Initial spreadsheet importer for Arkhéia

Pretty crude implementation of a Libre Office Spreadsheet => Arkhéia
DB.

The Arkhéia format is totally bonkers. This implementation has been
tested with a pretty small sample file. While it does seem to work,
I'm still not 100% this will correctly scale on a larger import
sample.

Let's hope for the best and fix stuff along the way :)
This commit is contained in:
Félix Baylac-Jacqué 2021-01-17 16:34:53 +01:00
commit 8dd5cb8dbb
3 changed files with 58 additions and 0 deletions

21
butcher-xml Executable file
View File

@ -0,0 +1,21 @@
#!/usr/bin/env bash
# Arkeia is expecting a BOM at the front utf-8 file, AKA. exactly what
# the unicode spec tells you NOT TO DO... (W-T-F!!!!)
# If you miss the BOM, the file will be considered being ACII and
# screwing your accents...
# Add BOM
printf '\xEF\xBB\xBF' > $2
# Ah, yeah. Arkeia is also not expencting to get a valid XML but a
# *really* weird format instead. Basically they expect a set of XML
# elements for each entry.
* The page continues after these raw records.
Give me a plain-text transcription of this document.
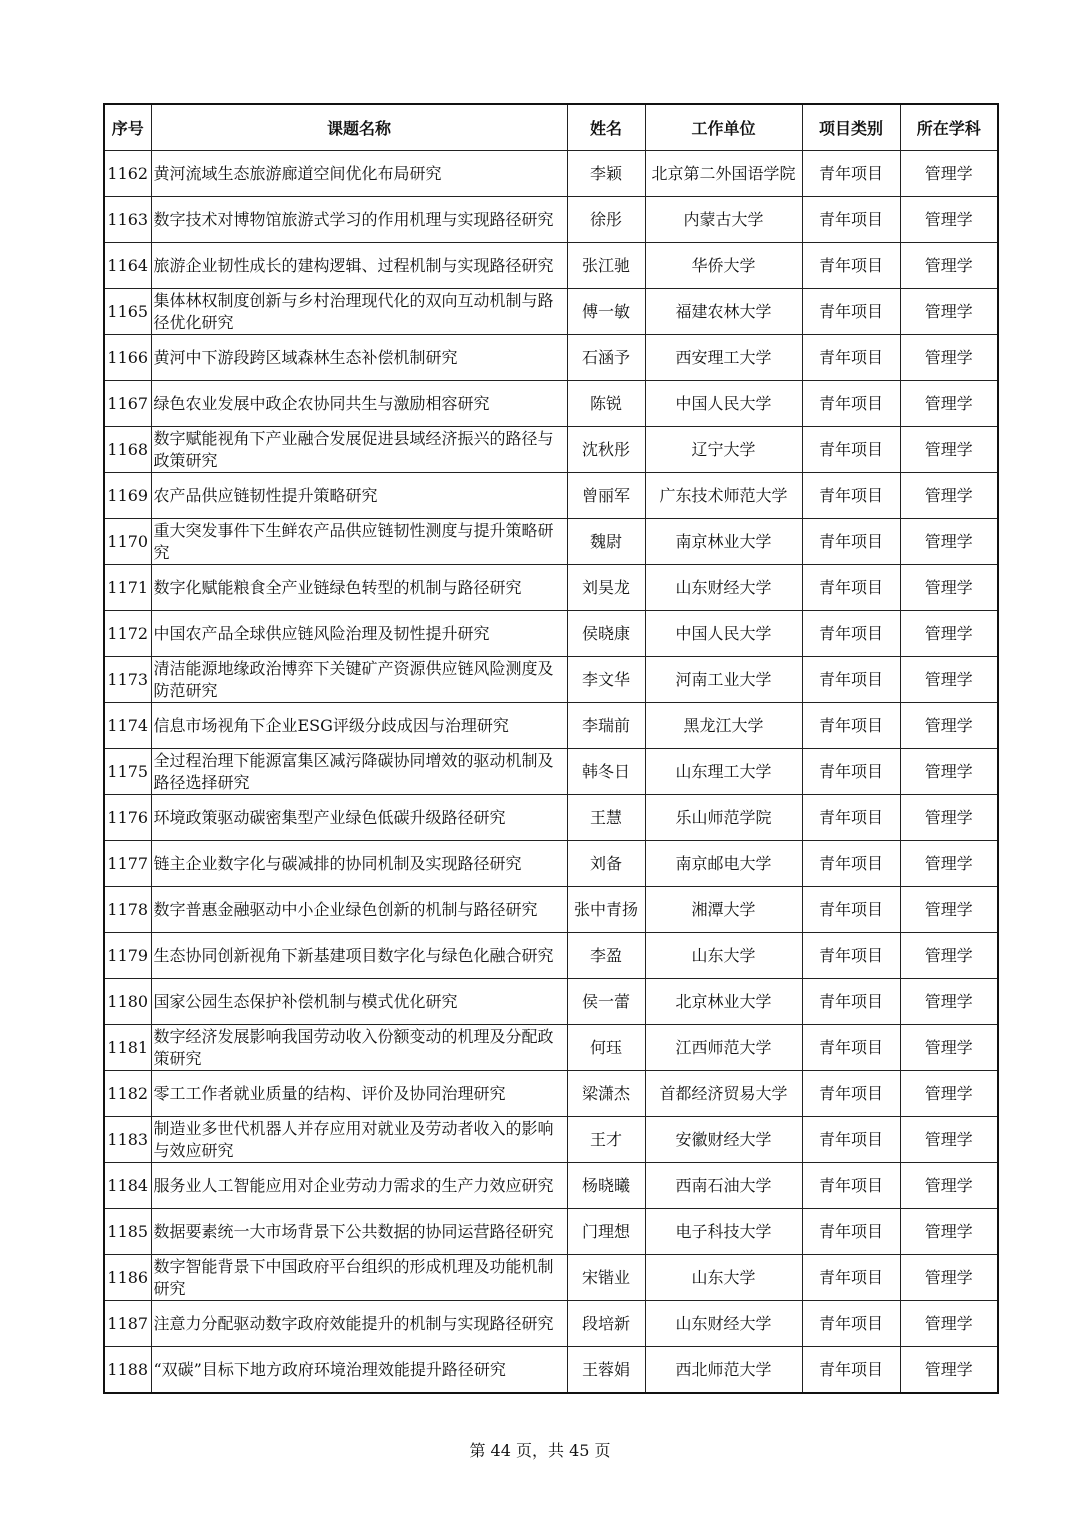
序号	课题名称	姓名	工作单位	项目类别	所在学科
1162	黄河流域生态旅游廊道空间优化布局研究	李颖	北京第二外国语学院	青年项目	管理学
1163	数字技术对博物馆旅游式学习的作用机理与实现路径研究	徐彤	内蒙古大学	青年项目	管理学
1164	旅游企业韧性成长的建构逻辑、过程机制与实现路径研究	张江驰	华侨大学	青年项目	管理学
1165	集体林权制度创新与乡村治理现代化的双向互动机制与路径优化研究	傅一敏	福建农林大学	青年项目	管理学
1166	黄河中下游段跨区域森林生态补偿机制研究	石涵予	西安理工大学	青年项目	管理学
1167	绿色农业发展中政企农协同共生与激励相容研究	陈锐	中国人民大学	青年项目	管理学
1168	数字赋能视角下产业融合发展促进县域经济振兴的路径与政策研究	沈秋彤	辽宁大学	青年项目	管理学
1169	农产品供应链韧性提升策略研究	曾丽军	广东技术师范大学	青年项目	管理学
1170	重大突发事件下生鲜农产品供应链韧性测度与提升策略研究	魏尉	南京林业大学	青年项目	管理学
1171	数字化赋能粮食全产业链绿色转型的机制与路径研究	刘昊龙	山东财经大学	青年项目	管理学
1172	中国农产品全球供应链风险治理及韧性提升研究	侯晓康	中国人民大学	青年项目	管理学
1173	清洁能源地缘政治博弈下关键矿产资源供应链风险测度及防范研究	李文华	河南工业大学	青年项目	管理学
1174	信息市场视角下企业ESG评级分歧成因与治理研究	李瑞前	黑龙江大学	青年项目	管理学
1175	全过程治理下能源富集区减污降碳协同增效的驱动机制及路径选择研究	韩冬日	山东理工大学	青年项目	管理学
1176	环境政策驱动碳密集型产业绿色低碳升级路径研究	王慧	乐山师范学院	青年项目	管理学
1177	链主企业数字化与碳减排的协同机制及实现路径研究	刘备	南京邮电大学	青年项目	管理学
1178	数字普惠金融驱动中小企业绿色创新的机制与路径研究	张中青扬	湘潭大学	青年项目	管理学
1179	生态协同创新视角下新基建项目数字化与绿色化融合研究	李盈	山东大学	青年项目	管理学
1180	国家公园生态保护补偿机制与模式优化研究	侯一蕾	北京林业大学	青年项目	管理学
1181	数字经济发展影响我国劳动收入份额变动的机理及分配政策研究	何珏	江西师范大学	青年项目	管理学
1182	零工工作者就业质量的结构、评价及协同治理研究	梁潇杰	首都经济贸易大学	青年项目	管理学
1183	制造业多世代机器人并存应用对就业及劳动者收入的影响与效应研究	王才	安徽财经大学	青年项目	管理学
1184	服务业人工智能应用对企业劳动力需求的生产力效应研究	杨晓曦	西南石油大学	青年项目	管理学
1185	数据要素统一大市场背景下公共数据的协同运营路径研究	门理想	电子科技大学	青年项目	管理学
1186	数字智能背景下中国政府平台组织的形成机理及功能机制研究	宋锴业	山东大学	青年项目	管理学
1187	注意力分配驱动数字政府效能提升的机制与实现路径研究	段培新	山东财经大学	青年项目	管理学
1188	“双碳”目标下地方政府环境治理效能提升路径研究	王蓉娟	西北师范大学	青年项目	管理学
第 44 页，共 45 页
The entries being separated by a newline.
# Butching the XML file into something Arkeia will injest....
# In no particular order:
# - Removing <root> node.
# - Removing <entry> nodes.
# - Separating the entries by a newline.
xmllint --format $1 | sed '/root/d' | sed '/entry/d' | sed '/xml/d' | awk '{$1=$1};1' | tr -d '\n' | sed 's/<numseque>/\n<numseque>/g' | tail -n +2 >> $2

11
import-spreadsheet Executable file
View File

@ -0,0 +1,11 @@
#!/usr/bin/env nix-shell
#!nix-shell -i bash -p libxml2
if [[ -z $1 || -z $2 ]]; then
echo "usage: import-spreadsheet SPREADSHEET OUTPUT_FILE"
exit 1
fi
tmpFile=$(mktemp)
./bin/python import.py $1 $tmpFile
./butcher-xml $tmpFile $2

26
import.py Normal file
View File

@ -0,0 +1,26 @@
from pyexcel_ods import get_data
import sys
import xml.etree.cElementTree as ET
def process_line(field_names, line, root):
"""
"""
if(len(line) <= 0):
return ""
line_dict = dict(enumerate(line))
xml_line_node = ET.SubElement(root, "entry")
for field_index in range(len(field_names)):
# Python lists do not have a safe get.
# Converting it to a dict to get this safe get.
ET.SubElement(xml_line_node, field_names[field_index]).text = \
str(line_dict.get(field_index,""))
if __name__ == '__main__':
spreadsheet_path = sys.argv[1]
out_path = sys.argv[2]
table = get_data(spreadsheet_path)['Sheet1']
root = ET.Element("root")
for line in table[1:]:
process_line(table[0], line, root)
tree = ET.ElementTree(root)
tree.write(out_path, encoding="utf8")